1. Strong growth in core businesses: Ride-hailing bookings grew 20.4% YoY this quarter, or 19% excluding FX benefits, maintaining the same growth rate as the previous quarter. Food delivery growth was even stronger, with booking value growing 26.4% YoY, accelerating by 2 percentage points sequentially even excluding FX benefits. Annual growth (at constant FX) rose from 18% to 26% over the year.

Part of this growth came from the acquisition of Trendyol Go's food delivery business, which contributed 2-3 percentage points to booking growth according to some investment bank estimates. Additionally, expansion into non-dining categories like groceries and daily necessities likely contributed.

2. Active user growth drives strong performance: The increase in business bookings against macroeconomic trends was primarily attributable to strong growth in monthly active users (MAUs). MAU growth accelerated from 14% to 18% over the year, perfectly correlating with the acceleration in booking growth.

Recent company initiatives suggest that expansion of food delivery from dining to non-dining categories, ride-hailing 'customer incentives' to stimulate user growth, and product penetration into lower-tier markets likely explain the sustained user acceleration and relatively modest profit margin expansion.

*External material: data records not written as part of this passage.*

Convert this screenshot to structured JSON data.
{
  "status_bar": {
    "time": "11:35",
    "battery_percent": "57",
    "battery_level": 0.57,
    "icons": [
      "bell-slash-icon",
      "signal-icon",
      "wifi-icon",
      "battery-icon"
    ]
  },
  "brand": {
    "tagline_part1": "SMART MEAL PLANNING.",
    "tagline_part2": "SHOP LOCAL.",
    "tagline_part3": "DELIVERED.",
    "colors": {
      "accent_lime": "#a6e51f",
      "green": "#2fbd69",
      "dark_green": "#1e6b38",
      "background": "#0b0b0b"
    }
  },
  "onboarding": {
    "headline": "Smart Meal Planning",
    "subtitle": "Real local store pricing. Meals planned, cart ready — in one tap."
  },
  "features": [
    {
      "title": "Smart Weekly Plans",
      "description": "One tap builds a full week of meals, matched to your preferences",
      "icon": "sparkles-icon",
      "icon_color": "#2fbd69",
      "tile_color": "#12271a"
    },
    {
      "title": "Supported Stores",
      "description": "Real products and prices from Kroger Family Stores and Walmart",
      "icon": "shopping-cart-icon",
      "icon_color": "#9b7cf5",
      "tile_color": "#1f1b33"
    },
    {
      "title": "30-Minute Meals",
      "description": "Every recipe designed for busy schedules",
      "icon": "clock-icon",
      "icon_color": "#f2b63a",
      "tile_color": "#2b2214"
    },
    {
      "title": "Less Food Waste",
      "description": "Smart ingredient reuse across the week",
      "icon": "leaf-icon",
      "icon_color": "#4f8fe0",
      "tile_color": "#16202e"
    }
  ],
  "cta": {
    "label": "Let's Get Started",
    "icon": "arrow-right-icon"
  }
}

3. Ride-hailing monetization declines while food delivery improves: The ride-hailing monetization rate fell 42 basis points YoY this quarter, the first decline since 2021. This caused revenue growth to slow to 18.7%, missing market expectations of 19.9%. This likely reflects the company's strategy of ceding profits to users.

The food delivery monetization rate continued to rise, increasing about 60 basis points YoY despite already high base effects. This drove delivery revenue growth to accelerate by 4 percentage points sequentially to 29%, outpacing booking growth, likely due to advertising monetization. Annualized advertising revenue reached $2 billion, equivalent to 1.8% of food delivery booking value.

4. Solid profits but margins miss expectations: Group adjusted EBITDA reached $2.49 billion this quarter, up 35% YoY, maintaining strong growth. The profit margin (as a percentage of bookings) was 4.59%, still showing YoY improvement but falling short of market expectations of 4.77%.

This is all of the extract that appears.